UNICEF funding requirements for 2013
UNICEF is appealing for a total of the US$16,016,500 for humanitarian operations in support of Ivorian refugees in Liberia, host communities and other vulnerable populations. Despite the decrease in the number of refugees and expected continuation of voluntary returns to Côte d’Ivoire, a significant number of refugees are expected to remain in Liberia through 2013, as the security situation in certain parts of Côte d’Ivoire remains volatile.

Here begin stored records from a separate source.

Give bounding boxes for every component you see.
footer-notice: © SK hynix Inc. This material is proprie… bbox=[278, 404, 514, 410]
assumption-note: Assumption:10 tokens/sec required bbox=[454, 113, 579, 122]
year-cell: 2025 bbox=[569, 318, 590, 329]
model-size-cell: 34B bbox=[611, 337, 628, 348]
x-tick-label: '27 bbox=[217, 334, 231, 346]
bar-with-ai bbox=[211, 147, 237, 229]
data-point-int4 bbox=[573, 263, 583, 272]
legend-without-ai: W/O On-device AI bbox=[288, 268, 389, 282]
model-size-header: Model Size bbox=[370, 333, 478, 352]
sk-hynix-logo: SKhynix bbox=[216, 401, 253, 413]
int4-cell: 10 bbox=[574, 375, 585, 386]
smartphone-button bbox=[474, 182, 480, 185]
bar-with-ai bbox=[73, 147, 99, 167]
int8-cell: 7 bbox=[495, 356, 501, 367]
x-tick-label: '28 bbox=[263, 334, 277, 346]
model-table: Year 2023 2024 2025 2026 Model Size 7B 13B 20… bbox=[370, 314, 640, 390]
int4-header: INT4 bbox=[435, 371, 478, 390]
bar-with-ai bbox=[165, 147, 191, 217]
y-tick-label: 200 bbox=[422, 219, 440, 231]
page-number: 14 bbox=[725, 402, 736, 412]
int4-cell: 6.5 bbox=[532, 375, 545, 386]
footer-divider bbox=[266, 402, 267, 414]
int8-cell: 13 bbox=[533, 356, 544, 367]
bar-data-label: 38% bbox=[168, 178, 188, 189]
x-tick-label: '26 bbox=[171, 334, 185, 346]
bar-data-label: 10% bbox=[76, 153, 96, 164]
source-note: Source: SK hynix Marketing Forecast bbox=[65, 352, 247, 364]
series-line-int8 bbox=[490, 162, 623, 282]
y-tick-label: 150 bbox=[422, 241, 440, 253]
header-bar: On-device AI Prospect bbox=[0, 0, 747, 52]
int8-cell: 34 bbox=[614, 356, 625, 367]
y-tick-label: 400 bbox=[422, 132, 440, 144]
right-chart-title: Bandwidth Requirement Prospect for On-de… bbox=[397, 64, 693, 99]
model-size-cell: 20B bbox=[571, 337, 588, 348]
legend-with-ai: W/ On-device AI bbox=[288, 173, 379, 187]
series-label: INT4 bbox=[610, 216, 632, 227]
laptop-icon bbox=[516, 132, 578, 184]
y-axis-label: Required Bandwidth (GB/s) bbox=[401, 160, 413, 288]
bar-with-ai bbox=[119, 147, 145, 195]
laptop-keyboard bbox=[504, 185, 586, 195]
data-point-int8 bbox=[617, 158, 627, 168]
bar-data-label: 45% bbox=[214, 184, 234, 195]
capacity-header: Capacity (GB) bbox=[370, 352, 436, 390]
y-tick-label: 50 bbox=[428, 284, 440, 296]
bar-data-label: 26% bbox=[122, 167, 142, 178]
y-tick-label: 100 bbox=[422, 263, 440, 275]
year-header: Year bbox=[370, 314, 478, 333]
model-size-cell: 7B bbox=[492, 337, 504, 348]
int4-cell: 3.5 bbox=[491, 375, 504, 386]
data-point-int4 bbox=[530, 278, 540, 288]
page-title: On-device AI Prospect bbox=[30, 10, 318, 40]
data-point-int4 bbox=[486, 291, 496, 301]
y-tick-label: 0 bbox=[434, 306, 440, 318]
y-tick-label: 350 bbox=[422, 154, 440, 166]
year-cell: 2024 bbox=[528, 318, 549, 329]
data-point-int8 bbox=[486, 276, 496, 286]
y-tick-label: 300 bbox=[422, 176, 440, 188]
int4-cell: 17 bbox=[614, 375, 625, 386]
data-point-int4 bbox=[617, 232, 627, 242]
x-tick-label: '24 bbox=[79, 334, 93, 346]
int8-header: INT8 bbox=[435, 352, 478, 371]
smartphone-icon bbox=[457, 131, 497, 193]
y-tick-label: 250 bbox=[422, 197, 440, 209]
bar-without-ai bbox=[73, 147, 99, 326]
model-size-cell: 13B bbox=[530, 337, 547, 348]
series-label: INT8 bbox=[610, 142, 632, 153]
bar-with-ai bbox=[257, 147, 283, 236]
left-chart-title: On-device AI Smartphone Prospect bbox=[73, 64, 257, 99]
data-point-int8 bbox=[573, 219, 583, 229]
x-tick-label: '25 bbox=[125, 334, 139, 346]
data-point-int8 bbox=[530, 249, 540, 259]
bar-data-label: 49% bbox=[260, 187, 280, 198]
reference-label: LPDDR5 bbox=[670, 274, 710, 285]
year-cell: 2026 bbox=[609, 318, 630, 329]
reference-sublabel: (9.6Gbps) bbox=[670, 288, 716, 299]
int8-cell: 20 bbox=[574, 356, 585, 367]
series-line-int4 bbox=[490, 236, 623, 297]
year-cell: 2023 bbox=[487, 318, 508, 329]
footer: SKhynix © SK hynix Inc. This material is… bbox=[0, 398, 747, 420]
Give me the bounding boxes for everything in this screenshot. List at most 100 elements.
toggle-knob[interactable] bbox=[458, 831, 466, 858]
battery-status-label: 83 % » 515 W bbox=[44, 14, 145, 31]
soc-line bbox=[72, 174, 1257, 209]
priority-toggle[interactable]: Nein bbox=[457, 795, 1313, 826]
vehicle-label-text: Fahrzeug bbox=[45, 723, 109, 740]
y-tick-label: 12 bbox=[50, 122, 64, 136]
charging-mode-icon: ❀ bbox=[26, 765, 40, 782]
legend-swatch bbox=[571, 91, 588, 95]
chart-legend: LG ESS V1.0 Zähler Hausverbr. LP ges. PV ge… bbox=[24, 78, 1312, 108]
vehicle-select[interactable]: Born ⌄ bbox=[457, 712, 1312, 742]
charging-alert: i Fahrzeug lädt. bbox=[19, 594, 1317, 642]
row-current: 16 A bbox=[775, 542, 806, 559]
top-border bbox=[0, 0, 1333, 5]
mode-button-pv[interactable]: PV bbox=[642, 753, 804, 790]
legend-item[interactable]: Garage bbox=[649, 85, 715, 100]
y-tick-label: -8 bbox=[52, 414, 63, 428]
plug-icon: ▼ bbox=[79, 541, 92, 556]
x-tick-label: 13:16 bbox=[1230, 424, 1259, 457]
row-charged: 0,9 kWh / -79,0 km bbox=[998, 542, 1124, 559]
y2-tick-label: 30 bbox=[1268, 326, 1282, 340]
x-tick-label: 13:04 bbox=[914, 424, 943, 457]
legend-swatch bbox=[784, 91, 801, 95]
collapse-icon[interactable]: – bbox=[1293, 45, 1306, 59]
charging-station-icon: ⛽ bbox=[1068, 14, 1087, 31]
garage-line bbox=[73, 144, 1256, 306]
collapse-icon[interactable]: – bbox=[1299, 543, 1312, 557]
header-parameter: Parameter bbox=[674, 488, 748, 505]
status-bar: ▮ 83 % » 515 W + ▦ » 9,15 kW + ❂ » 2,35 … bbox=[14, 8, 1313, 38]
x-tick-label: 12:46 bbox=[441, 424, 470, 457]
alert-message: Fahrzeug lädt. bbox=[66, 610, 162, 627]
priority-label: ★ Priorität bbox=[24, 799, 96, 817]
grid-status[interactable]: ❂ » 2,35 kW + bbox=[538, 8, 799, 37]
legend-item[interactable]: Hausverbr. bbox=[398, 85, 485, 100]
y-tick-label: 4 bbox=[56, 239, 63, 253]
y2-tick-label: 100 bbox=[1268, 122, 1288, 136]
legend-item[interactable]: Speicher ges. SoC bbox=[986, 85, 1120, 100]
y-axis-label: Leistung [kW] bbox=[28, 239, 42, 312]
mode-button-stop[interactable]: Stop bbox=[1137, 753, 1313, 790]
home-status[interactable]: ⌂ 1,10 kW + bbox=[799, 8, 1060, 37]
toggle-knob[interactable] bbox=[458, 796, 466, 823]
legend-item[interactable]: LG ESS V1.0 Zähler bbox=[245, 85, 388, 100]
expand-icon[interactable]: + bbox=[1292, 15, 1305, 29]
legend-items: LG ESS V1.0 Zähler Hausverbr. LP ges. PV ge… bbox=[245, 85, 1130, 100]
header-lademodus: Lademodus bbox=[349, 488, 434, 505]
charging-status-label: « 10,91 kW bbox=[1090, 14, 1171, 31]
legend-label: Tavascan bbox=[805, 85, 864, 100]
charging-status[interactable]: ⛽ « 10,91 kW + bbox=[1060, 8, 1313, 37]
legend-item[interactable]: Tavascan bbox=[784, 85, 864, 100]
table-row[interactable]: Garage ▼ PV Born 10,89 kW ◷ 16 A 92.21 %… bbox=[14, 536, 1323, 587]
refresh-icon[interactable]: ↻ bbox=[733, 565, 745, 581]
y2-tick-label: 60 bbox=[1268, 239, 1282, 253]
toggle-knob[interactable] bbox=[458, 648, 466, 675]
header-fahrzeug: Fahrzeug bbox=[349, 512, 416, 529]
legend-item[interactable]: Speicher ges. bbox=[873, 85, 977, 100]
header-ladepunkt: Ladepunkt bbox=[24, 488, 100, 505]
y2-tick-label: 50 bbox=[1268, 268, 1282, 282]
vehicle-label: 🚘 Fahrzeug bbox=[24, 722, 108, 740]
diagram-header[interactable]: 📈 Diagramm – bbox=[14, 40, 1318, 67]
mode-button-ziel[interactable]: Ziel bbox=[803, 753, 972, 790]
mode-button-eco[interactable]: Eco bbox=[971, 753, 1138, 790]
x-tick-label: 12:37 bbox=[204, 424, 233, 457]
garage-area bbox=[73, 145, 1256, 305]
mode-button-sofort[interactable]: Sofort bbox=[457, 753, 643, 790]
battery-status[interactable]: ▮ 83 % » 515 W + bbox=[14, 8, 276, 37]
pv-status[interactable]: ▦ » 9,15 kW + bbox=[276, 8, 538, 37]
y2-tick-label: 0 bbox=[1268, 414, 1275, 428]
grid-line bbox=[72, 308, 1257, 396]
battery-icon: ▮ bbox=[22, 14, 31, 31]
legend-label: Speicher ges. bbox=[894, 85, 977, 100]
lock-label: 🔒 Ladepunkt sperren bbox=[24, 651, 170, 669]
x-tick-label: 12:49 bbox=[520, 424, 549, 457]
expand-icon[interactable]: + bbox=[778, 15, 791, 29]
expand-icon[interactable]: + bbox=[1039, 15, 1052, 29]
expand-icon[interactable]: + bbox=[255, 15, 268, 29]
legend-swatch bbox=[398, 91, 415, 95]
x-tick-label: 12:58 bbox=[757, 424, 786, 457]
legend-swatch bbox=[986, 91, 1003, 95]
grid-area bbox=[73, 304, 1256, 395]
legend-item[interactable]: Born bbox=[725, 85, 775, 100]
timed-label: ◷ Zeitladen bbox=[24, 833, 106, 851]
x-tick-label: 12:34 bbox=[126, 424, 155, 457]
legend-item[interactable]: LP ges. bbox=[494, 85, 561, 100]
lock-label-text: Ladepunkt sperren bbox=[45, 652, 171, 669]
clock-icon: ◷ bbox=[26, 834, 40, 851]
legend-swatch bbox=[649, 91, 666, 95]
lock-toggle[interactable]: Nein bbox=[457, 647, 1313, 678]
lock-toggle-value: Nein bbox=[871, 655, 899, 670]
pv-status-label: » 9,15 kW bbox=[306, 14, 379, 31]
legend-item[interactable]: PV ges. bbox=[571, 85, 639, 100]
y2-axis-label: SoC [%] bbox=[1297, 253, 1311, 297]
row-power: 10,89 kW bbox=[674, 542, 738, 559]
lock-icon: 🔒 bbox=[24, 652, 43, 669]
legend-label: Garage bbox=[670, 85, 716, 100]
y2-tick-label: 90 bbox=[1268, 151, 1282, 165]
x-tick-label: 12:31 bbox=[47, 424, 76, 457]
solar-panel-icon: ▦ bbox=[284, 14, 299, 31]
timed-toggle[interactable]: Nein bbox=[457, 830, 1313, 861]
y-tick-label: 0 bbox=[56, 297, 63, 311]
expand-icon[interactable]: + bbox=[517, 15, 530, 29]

Lack of financial support for recovery activities is negatively impacting local communities and compromising gains made under development and the initial emergency response, and this could potentially contribute to destabilizing the region. Complications in ensuring the continued provision of health and nutrition supplies to the affected counties, as well as in assisting the Government’s implementation of sustainable WASH technologies and improving the overall quality of education and child protection interventions, will have a negative impact on the lives of girls and boys living in one of the most deprived areas of Liberia.
1 Liberia: National and County-wide Consultation on Out-of-School Children and Children at Risk of Dropping Out, Ministry of Education of Liberia and UNICEF, 2012.